Urgent notifications include any security or safety situation that requires you to leave or avoid an area of the university.


TP: How are the new additions going to complement existing ones?

ML: Our community is diverse in how it receives information and no one single channel meets the needs of all, hence the requirement to offer multiple channels simultaneously to reach as many people as possible – all at the same time. We are constantly researching new innovative technologies and best practices when it comes to emergency and crisis communication to ensure the safety of the university community and may add more channels in the future.

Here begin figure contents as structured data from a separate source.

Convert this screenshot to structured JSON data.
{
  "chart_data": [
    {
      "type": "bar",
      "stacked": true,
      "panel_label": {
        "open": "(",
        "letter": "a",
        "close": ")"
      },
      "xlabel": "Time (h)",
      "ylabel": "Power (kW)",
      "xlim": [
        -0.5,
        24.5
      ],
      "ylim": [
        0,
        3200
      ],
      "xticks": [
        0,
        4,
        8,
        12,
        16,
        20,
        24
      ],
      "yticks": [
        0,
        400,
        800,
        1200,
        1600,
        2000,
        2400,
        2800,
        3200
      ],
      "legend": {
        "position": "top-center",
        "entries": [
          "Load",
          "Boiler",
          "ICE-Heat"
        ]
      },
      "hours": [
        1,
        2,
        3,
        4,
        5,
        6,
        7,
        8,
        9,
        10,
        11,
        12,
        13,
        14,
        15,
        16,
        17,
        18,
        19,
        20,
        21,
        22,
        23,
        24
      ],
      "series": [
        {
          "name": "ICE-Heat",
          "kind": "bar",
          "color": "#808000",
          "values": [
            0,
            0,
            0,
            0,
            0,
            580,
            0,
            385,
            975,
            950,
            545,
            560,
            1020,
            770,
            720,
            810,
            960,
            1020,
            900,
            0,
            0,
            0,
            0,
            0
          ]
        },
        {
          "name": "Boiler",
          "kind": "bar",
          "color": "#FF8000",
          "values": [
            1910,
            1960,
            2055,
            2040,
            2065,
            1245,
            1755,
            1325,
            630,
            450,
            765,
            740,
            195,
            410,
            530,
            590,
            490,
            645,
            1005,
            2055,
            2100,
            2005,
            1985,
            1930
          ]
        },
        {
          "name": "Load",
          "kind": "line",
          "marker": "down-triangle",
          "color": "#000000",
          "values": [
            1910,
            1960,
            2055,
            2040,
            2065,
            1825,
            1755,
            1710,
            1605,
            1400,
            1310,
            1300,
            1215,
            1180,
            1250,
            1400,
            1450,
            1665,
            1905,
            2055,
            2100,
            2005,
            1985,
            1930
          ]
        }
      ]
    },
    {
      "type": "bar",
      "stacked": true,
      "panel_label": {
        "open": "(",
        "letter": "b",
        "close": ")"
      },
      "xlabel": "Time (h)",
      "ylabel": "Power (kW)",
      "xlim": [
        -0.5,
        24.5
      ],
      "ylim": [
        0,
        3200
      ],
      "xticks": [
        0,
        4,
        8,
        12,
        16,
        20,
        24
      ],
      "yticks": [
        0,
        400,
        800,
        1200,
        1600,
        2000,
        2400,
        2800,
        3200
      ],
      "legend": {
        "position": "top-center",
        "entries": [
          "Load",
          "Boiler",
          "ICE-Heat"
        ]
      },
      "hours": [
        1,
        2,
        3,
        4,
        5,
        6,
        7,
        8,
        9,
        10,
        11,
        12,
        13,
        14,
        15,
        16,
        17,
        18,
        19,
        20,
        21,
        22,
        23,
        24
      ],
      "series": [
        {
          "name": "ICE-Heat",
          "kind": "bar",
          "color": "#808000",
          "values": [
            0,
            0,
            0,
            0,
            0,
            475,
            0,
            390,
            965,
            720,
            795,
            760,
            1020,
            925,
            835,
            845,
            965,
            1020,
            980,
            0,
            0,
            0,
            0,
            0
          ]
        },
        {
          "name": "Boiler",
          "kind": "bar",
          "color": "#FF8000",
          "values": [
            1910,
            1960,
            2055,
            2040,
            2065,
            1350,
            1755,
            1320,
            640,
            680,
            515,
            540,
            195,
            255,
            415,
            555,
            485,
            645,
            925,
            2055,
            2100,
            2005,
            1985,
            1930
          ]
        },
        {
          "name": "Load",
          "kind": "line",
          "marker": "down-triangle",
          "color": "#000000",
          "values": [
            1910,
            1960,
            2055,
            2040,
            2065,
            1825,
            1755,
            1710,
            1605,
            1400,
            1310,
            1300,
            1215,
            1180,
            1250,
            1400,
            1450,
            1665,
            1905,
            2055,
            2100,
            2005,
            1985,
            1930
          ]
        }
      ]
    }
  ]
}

Lalonde informed us that, while increasing the number of crisis communication channels, the university has a multi-year plan to study and test its emergency response and notification capabilities through drills and exercises. Because of this effort, on Tuesday, May 15, SFU will be testing its campus lockdown procedures on the SFU Surrey campus.

     As Lalonde explained, a campus lockdown is an emergency procedure to ensure that the occupants of university buildings are protected from an active threat. This measure is implemented only when necessary. He further mentioned that, to ensure everyone’s safety, it is essential that all campus community members understand what is expected when a lockdown situation occurs.

     “On the morning of May 15, the SFU Surrey campus community will be notified of the drill through a number of channels including the annunciator system, SFU desktop alerts, digital screens, and social media,” he wrote. “If you are on campus, we request your cooperation to allow the SFU community to participate in the drill, which is expected to last 10 minutes.”

     Lalonde stated that SFU is constantly researching new and innovative methods and best practices when it comes to emergency and crisis communication to ensure the safety of the university community. In Lalonde’s words, “The university is committed to the safety of the community by ensuring that our plans, practices, resources and personnel are appropriate to our context.”